Consider a manufacturing automation sales person. He is selling automation to the engineering manager of manufacturer whose strategy is to be the lowested priced player in the market, runs on razor thin margins and whose business success depends on highspeed automated manufacturing. This conversation is likely to be very focused on specifications, features and price. Basically a commodity sale. Later this same sales person visits the manufacturing engineering manager of a pharmaceutical company that has product gross margins of 94% and whose business success depends on research and marketing. This conversation is likely to be completely different, with the sales person possessing more manufacturing automation domain knowledge than the customer. Hence a solution sale.

So a sale cannot be categorized as solution or commodity aprior. While the circumstances initially define the sale type, the sales person may elect to change the sale type in order to improve their selling position. To shift a commodity sale to a solution sale, the sales person needs to expand the scope of the conversation and deliverable to the point where they posses greater domain knowledge than the prospect. This is particularly effective when you are in a price competitive situation and cannot be the lowest priced player.

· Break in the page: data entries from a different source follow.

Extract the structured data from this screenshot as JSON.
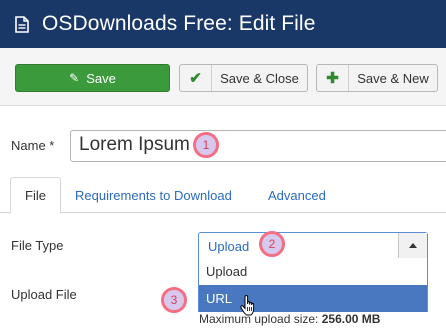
{
  "header": {
    "title": "OSDownloads Free: Edit File",
    "icon": "file-icon",
    "background": "#1a3867"
  },
  "toolbar": {
    "save_label": "Save",
    "save_close_label": "Save & Close",
    "save_new_label": "Save & New",
    "save_color": "#3b9a3b"
  },
  "form": {
    "name_label": "Name *",
    "name_value": "Lorem Ipsum",
    "file_type_label": "File Type",
    "file_type_value": "Upload",
    "file_type_options": [
      "Upload",
      "URL"
    ],
    "upload_file_label": "Upload File",
    "max_upload_prefix": "Maximum upload size: ",
    "max_upload_value": "256.00 MB"
  },
  "tabs": [
    {
      "label": "File",
      "active": true
    },
    {
      "label": "Requirements to Download",
      "active": false
    },
    {
      "label": "Advanced",
      "active": false
    }
  ],
  "markers": [
    "1",
    "2",
    "3"
  ]
}
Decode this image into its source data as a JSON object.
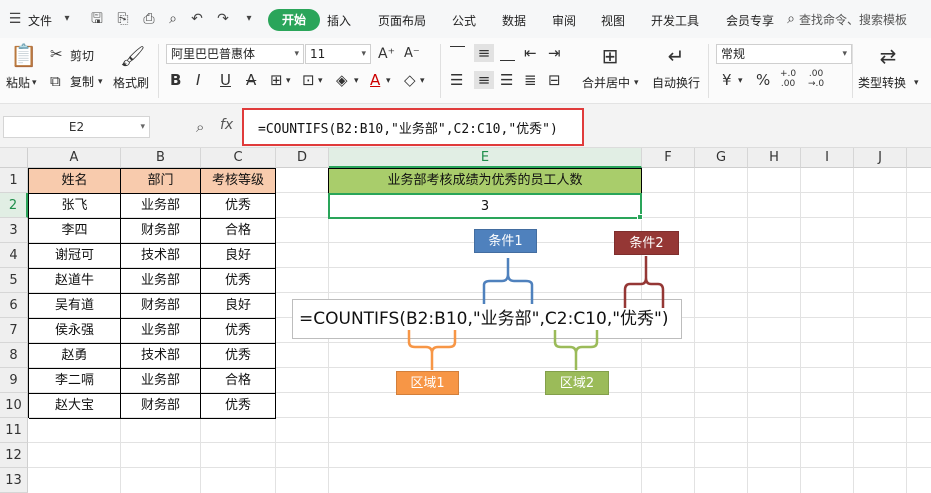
{
  "app": {
    "file_menu": "文件",
    "tabs": [
      "开始",
      "插入",
      "页面布局",
      "公式",
      "数据",
      "审阅",
      "视图",
      "开发工具",
      "会员专享"
    ],
    "active_tab": "开始",
    "search_placeholder": "查找命令、搜索模板"
  },
  "ribbon": {
    "paste": "粘贴",
    "cut": "剪切",
    "copy": "复制",
    "format_painter": "格式刷",
    "font_name": "阿里巴巴普惠体",
    "font_size": "11",
    "merge_center": "合并居中",
    "wrap_text": "自动换行",
    "number_format": "常规",
    "type_convert": "类型转换",
    "bold": "B",
    "italic": "I",
    "underline": "U",
    "percent": "%",
    "dec_increase": "+.0\n.00",
    "dec_decrease": ".00\n→.0",
    "currency": "¥"
  },
  "formula_bar": {
    "name_box": "E2",
    "fx": "fx",
    "formula": "=COUNTIFS(B2:B10,\"业务部\",C2:C10,\"优秀\")"
  },
  "sheet": {
    "columns": [
      "A",
      "B",
      "C",
      "D",
      "E",
      "F",
      "G",
      "H",
      "I",
      "J"
    ],
    "rows": [
      "1",
      "2",
      "3",
      "4",
      "5",
      "6",
      "7",
      "8",
      "9",
      "10",
      "11",
      "12",
      "13"
    ],
    "table_header": [
      "姓名",
      "部门",
      "考核等级"
    ],
    "table_rows": [
      [
        "张飞",
        "业务部",
        "优秀"
      ],
      [
        "李四",
        "财务部",
        "合格"
      ],
      [
        "谢冠可",
        "技术部",
        "良好"
      ],
      [
        "赵道牛",
        "业务部",
        "优秀"
      ],
      [
        "吴有道",
        "财务部",
        "良好"
      ],
      [
        "侯永强",
        "业务部",
        "优秀"
      ],
      [
        "赵勇",
        "技术部",
        "优秀"
      ],
      [
        "李二嗝",
        "业务部",
        "合格"
      ],
      [
        "赵大宝",
        "财务部",
        "优秀"
      ]
    ],
    "result_title": "业务部考核成绩为优秀的员工人数",
    "result_value": "3"
  },
  "annotation": {
    "formula": "=COUNTIFS(B2:B10,\"业务部\",C2:C10,\"优秀\")",
    "condition1": "条件1",
    "condition2": "条件2",
    "range1": "区域1",
    "range2": "区域2",
    "colors": {
      "condition1": "#4f81bd",
      "condition2": "#953735",
      "range1": "#f79646",
      "range2": "#9bbb59"
    }
  }
}
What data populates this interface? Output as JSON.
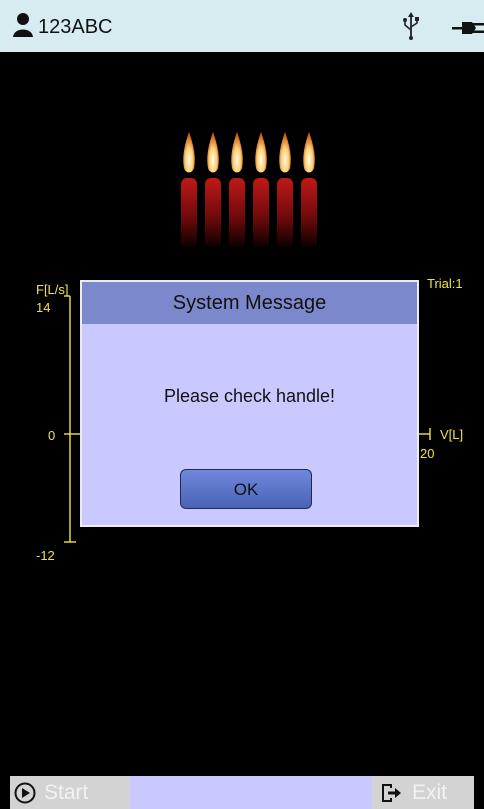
{
  "header": {
    "patient_id": "123ABC",
    "icons": [
      "user-icon",
      "usb-icon",
      "power-plug-icon"
    ]
  },
  "graph": {
    "y_label": "F[L/s]",
    "x_label": "V[L]",
    "trial_label": "Trial:1",
    "y_ticks": [
      "14",
      "0",
      "-12"
    ],
    "x_max_label": "20",
    "colors": {
      "axis": "#f0e34a"
    }
  },
  "dialog": {
    "title": "System Message",
    "message": "Please check handle!",
    "ok_label": "OK"
  },
  "footer": {
    "start_label": "Start",
    "exit_label": "Exit"
  }
}
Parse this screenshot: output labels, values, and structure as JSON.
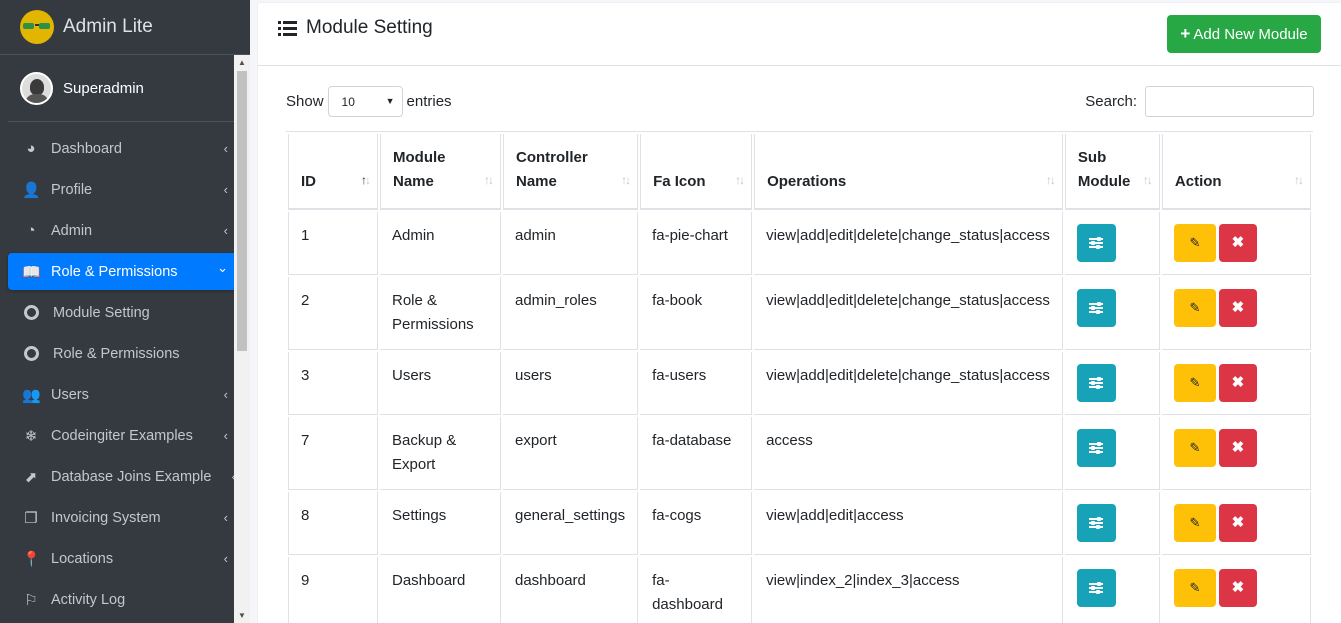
{
  "brand": {
    "name": "Admin Lite"
  },
  "user": {
    "name": "Superadmin"
  },
  "sidebar": {
    "items": [
      {
        "label": "Dashboard",
        "icon": "tachometer-icon",
        "glyph": "◕",
        "chevron": "‹"
      },
      {
        "label": "Profile",
        "icon": "user-icon",
        "glyph": "👤",
        "chevron": "‹"
      },
      {
        "label": "Admin",
        "icon": "pie-chart-icon",
        "glyph": "◔",
        "chevron": "‹"
      },
      {
        "label": "Role & Permissions",
        "icon": "book-icon",
        "glyph": "📖",
        "chevron": "⌄"
      },
      {
        "label": "Module Setting",
        "icon": "circle-icon"
      },
      {
        "label": "Role & Permissions",
        "icon": "circle-icon"
      },
      {
        "label": "Users",
        "icon": "users-icon",
        "glyph": "👥",
        "chevron": "‹"
      },
      {
        "label": "Codeingiter Examples",
        "icon": "snowflake-icon",
        "glyph": "❄",
        "chevron": "‹"
      },
      {
        "label": "Database Joins Example",
        "icon": "external-link-icon",
        "glyph": "⬈",
        "chevron": "‹"
      },
      {
        "label": "Invoicing System",
        "icon": "copy-icon",
        "glyph": "❐",
        "chevron": "‹"
      },
      {
        "label": "Locations",
        "icon": "map-pin-icon",
        "glyph": "📍",
        "chevron": "‹"
      },
      {
        "label": "Activity Log",
        "icon": "flag-icon",
        "glyph": "⚐"
      }
    ]
  },
  "header": {
    "title": "Module Setting",
    "add_button": "Add New Module",
    "add_glyph": "+"
  },
  "controls": {
    "show_label": "Show",
    "entries_value": "10",
    "entries_label": "entries",
    "search_label": "Search:",
    "search_value": ""
  },
  "table": {
    "headers": [
      "ID",
      "Module Name",
      "Controller Name",
      "Fa Icon",
      "Operations",
      "Sub Module",
      "Action"
    ],
    "sorted_column": "ID",
    "rows": [
      {
        "id": "1",
        "module": "Admin",
        "controller": "admin",
        "icon": "fa-pie-chart",
        "operations": "view|add|edit|delete|change_status|access"
      },
      {
        "id": "2",
        "module": "Role & Permissions",
        "controller": "admin_roles",
        "icon": "fa-book",
        "operations": "view|add|edit|delete|change_status|access"
      },
      {
        "id": "3",
        "module": "Users",
        "controller": "users",
        "icon": "fa-users",
        "operations": "view|add|edit|delete|change_status|access"
      },
      {
        "id": "7",
        "module": "Backup & Export",
        "controller": "export",
        "icon": "fa-database",
        "operations": "access"
      },
      {
        "id": "8",
        "module": "Settings",
        "controller": "general_settings",
        "icon": "fa-cogs",
        "operations": "view|add|edit|access"
      },
      {
        "id": "9",
        "module": "Dashboard",
        "controller": "dashboard",
        "icon": "fa-dashboard",
        "operations": "view|index_2|index_3|access"
      }
    ]
  },
  "colors": {
    "sidebar_bg": "#343a40",
    "active": "#007bff",
    "success": "#28a745",
    "info": "#17a2b8",
    "warning": "#ffc107",
    "danger": "#dc3545"
  }
}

Conversely, if you are the lowest priced supplier, you might want to “commoditize” a solution sales situation if you are competitively weaker, by convincing the prospect to reduce the scope of the domain to the point where your competitor is no longer the domain expert.

OK, I hope I have convinced you that there is a definition for Solution Sales. Now throw it out the window. If a solution is the resolution to a problem, then any sale is a solution sale. Your tactics simply depend on how you and the prospect mutually agree to define the problem.